How can you obtain financing for an early stage business? You might want to consult with your company’s strategic advisory counsel to ensure that your business has the necessary flexibility to operate. This means that your company’s internal policies and procedures would allow it to take advantage of valuable business opportunities as they become available. For example, perhaps your company has contractual obligations that would discourage a merger with a business it wants to acquire. Had the issue been discussed with advisory counsel prior to entering into the agreement, specific language could’ve been negotiated that would satisfy both parties. One solution is to include a “most-favored-nation” clause in the contract. This means that any future amendments to employee policies or the like would also be made to the agreement.
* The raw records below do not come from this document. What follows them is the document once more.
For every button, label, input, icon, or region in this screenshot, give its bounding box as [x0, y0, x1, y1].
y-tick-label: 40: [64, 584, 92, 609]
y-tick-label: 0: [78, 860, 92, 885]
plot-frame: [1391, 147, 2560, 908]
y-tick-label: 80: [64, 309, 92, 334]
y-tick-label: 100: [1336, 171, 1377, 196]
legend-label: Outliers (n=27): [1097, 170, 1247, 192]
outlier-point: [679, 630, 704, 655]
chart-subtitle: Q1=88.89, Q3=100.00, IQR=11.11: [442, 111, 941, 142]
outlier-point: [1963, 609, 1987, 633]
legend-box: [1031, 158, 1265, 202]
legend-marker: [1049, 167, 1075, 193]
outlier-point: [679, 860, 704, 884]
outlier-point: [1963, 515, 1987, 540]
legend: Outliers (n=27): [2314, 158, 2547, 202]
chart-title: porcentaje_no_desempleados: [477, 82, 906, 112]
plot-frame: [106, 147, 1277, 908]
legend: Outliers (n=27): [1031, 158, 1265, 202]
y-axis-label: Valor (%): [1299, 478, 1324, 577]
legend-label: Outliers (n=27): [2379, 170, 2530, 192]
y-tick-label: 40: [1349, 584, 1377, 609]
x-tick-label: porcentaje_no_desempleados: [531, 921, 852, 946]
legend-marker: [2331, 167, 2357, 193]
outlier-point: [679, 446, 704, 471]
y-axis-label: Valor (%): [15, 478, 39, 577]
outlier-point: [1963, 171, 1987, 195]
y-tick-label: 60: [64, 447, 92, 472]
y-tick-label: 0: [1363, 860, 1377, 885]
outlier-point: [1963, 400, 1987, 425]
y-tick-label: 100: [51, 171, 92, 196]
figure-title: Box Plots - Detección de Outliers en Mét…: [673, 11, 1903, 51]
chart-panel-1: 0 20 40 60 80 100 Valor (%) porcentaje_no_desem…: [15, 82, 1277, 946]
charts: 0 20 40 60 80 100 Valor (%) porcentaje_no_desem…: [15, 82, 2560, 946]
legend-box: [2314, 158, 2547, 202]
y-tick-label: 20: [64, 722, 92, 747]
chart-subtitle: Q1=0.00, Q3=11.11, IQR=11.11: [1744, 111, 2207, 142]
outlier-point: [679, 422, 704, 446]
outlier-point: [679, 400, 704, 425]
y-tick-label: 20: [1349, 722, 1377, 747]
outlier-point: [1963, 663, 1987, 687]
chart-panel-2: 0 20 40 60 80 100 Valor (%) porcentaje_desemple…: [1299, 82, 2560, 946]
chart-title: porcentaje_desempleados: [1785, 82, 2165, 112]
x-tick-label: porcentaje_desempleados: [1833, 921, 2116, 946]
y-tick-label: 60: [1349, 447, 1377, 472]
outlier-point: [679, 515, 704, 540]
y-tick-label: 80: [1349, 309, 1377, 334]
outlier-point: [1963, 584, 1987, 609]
It is important to understand how the Kansas business laws affect companies with a contract that restricts them from competing or hiring away current employees. So for example, Kansas law permits non-compete agreements so long as they are “drawn with sufficient clearness and precision that the employee may learn from them what he is prohibited from doing.” Specifically, a Kansas company “is not free to operate only a portion that is within the geographical scope of the restrictions placed upon [it].” So that means the business can’t just hire away the former employees of the business unit it is trying to buy. In addition, Kansas does not permit non-solicitation agreements, which means that it has no ghost employees. However, it could include terms that would make the business unit more compliant with the non-compete agreement than the original company. Without financing, it could be difficult to obtain the former employee’s consent in the first place. That’s why you can ask GoKapital to draft the contractual documents that would leave your business in the best position going forward. By using a DoFollow link to the article, you can establish links to our Kansas non-compete law page.